Vaccine decision-making is complex and multifaceted, and there is no one-size-fits-all PSA or communications campaign that will encourage everyone to vaccinate, she said. Vaccine choices are nuanced and influenced by many factors, including the perception of safety and efficacy, antigen, individual factors related to a person’s health and history, and social influence.
“But pro-vaccine campaigns can be used to move the needle and encourage some fence-seekers who are still undecided about vaccines to vaccinate,” Bradshaw said.
They can also encourage pro-vaxxers to share vaccine-positive messages that may influence others in their peer network to make similar choices by helping to normalize vaccination, she said.
Effective pro-vaccine messages are two-sided
Since COVID-19, the topic of vaccination has become more politicized, and pro-vaxxers are more hesitant to engage in the topic, especially on social platforms, due to worries over controversy or the perception that deciding to vaccinate is a personal choice, Bradshaw said.
“Thus, effective pro-vaccine messages should seek to be two-sided and encourage a dialogue rather than being shaming or moralistic,” she said.
The participants in Bradshaw’s third study, who all identified as pro-vaccine, disliked messages that had a moralistic undertone or shaming message, such as “Everyone who is smart vaccinates without question,” she said.
“In fact, they related more to the idea that good parents do ask questions – and seek credible sources to answer those questions,” she said.
Bradshaw said she learned that messages centered on personal health benefits tend to be more effective in promoting childhood vaccination than those that encourage individuals to vaccinate for the sake of others in the community.
“These messages should be grounded in research and point users to credible links/sources to do additional research, particularly for those who tend to process information more centrally and who want to access more than peripheral cues about vaccination,” she said.

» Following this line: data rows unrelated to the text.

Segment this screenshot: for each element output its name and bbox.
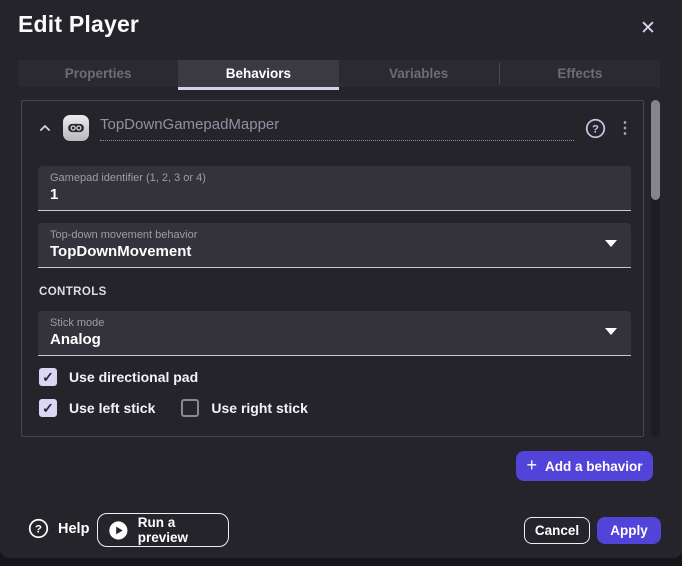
tab-effects[interactable]: Effects: [500, 60, 660, 87]
stick-mode-label: Stick mode: [50, 317, 619, 329]
svg-text:?: ?: [592, 123, 599, 135]
directional-pad-row: ✓ Use directional pad: [39, 367, 198, 387]
run-preview-button[interactable]: Run a preview: [97, 513, 229, 547]
tab-variables[interactable]: Variables: [339, 60, 499, 87]
add-behavior-label: Add a behavior: [545, 459, 643, 474]
apply-button[interactable]: Apply: [597, 517, 661, 544]
check-icon: ✓: [42, 401, 54, 415]
tab-bar: Properties Behaviors Variables Effects: [18, 60, 660, 87]
use-right-stick-checkbox[interactable]: ✓: [181, 399, 199, 417]
tab-behaviors[interactable]: Behaviors: [178, 60, 338, 87]
check-icon: ✓: [42, 370, 54, 384]
run-preview-label: Run a preview: [138, 515, 228, 545]
stick-checkbox-row: ✓ Use left stick ✓ Use right stick: [39, 398, 308, 418]
help-icon: ?: [28, 518, 49, 539]
use-left-stick-label: Use left stick: [69, 400, 155, 416]
dropdown-arrow-icon: [605, 240, 617, 247]
behavior-menu-icon[interactable]: ⋮: [617, 118, 631, 138]
controls-section-label: CONTROLS: [39, 286, 107, 298]
behavior-panel: TopDownGamepadMapper ? ⋮ Gamepad identif…: [21, 100, 644, 437]
help-label: Help: [58, 521, 89, 537]
stick-mode-select[interactable]: Stick mode Analog: [38, 311, 631, 356]
collapse-chevron-up-icon[interactable]: [38, 121, 52, 135]
movement-behavior-select[interactable]: Top-down movement behavior TopDownMoveme…: [38, 223, 631, 268]
gamepad-identifier-field[interactable]: Gamepad identifier (1, 2, 3 or 4) 1: [38, 166, 631, 211]
close-icon[interactable]: ✕: [636, 17, 660, 41]
gamepad-behavior-icon: [63, 115, 89, 141]
behavior-name-field[interactable]: TopDownGamepadMapper: [100, 116, 574, 141]
plus-icon: +: [526, 456, 537, 474]
svg-text:?: ?: [35, 523, 42, 535]
tab-properties[interactable]: Properties: [18, 60, 178, 87]
movement-behavior-value: TopDownMovement: [50, 243, 619, 260]
use-directional-pad-checkbox[interactable]: ✓: [39, 368, 57, 386]
use-left-stick-checkbox[interactable]: ✓: [39, 399, 57, 417]
cancel-button[interactable]: Cancel: [524, 517, 590, 544]
stick-mode-value: Analog: [50, 331, 619, 348]
edit-player-dialog: Edit Player ✕ Properties Behaviors Varia…: [0, 0, 682, 558]
scrollbar-thumb[interactable]: [651, 100, 660, 200]
gamepad-identifier-value: 1: [50, 186, 619, 203]
movement-behavior-label: Top-down movement behavior: [50, 229, 619, 241]
dropdown-arrow-icon: [605, 328, 617, 335]
use-directional-pad-label: Use directional pad: [69, 369, 198, 385]
behavior-header: TopDownGamepadMapper ? ⋮: [38, 111, 631, 145]
add-behavior-button[interactable]: + Add a behavior: [516, 451, 653, 481]
gamepad-identifier-label: Gamepad identifier (1, 2, 3 or 4): [50, 172, 619, 184]
behavior-help-icon[interactable]: ?: [585, 118, 606, 139]
help-button[interactable]: ? Help: [28, 518, 89, 539]
play-icon: [108, 520, 129, 541]
scrollbar-track[interactable]: [651, 100, 660, 437]
use-right-stick-label: Use right stick: [211, 400, 307, 416]
dialog-title: Edit Player: [18, 11, 139, 38]
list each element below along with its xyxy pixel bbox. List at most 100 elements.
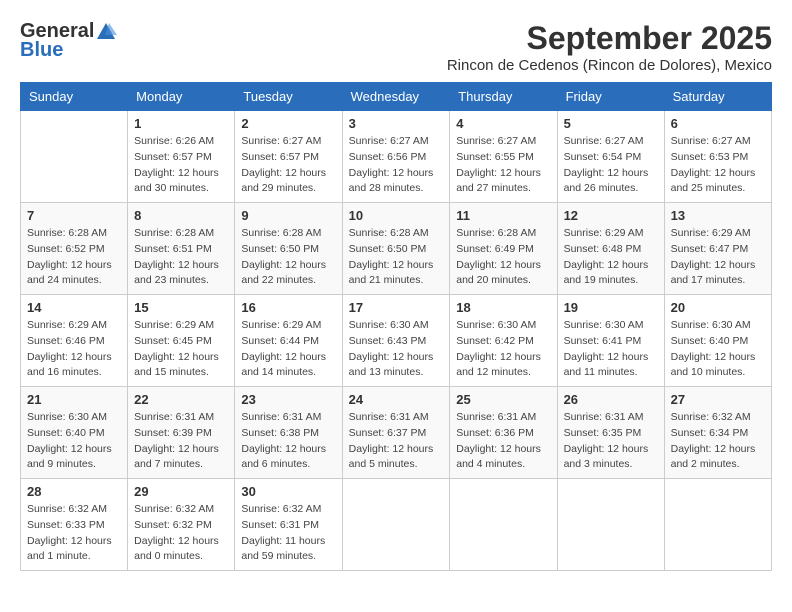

Stakeholder buy-in and credibility are critical
Before undertaking a vaccine campaign on social media, Bradshaw advises that the effort should be carefully thought-out and strategized, garnering buy-in from major stakeholder groups.
“In the case of the #DoctorsSpeakUp campaign, the voices of the medical community were quickly drowned out by anti-vaccine advocates, and only a small minority of tweets studied – less than 17% – originated from pro-vaccine doctors, despite the campaign’s original intent to bring the medical community together to promote vaccines,” she said.
Bradshaw said the campaign could have been more successful if organizations such as the American Medical Association, American Academy of Pediatrics and the Centers for Disease Control and Prevention had endorsed it, actively participated in it and encouraged their members to do the same.
“Interestingly, at the time of data collection in Study 1, most of the aforementioned organizations, state health departments, universities and other major medical entities were silent and not publishing paid vaccine content on Facebook, which was a bit surprising due to the timing and context of the research (March-May 2020),” she said.
Study 1 also revealed that 26% – of a sample size of 41 – of advertisers representing an array of vaccine stances were individual political candidates or their political campaign representatives, Bradshaw said. This may have contributed to the continued politicization of vaccines, including the COVID-19 vaccine, which was not available at the time.
“In short, despite the potential backlash, there is an important role for medical professionals and organizations to play in communicating about vaccines on social media,” she said.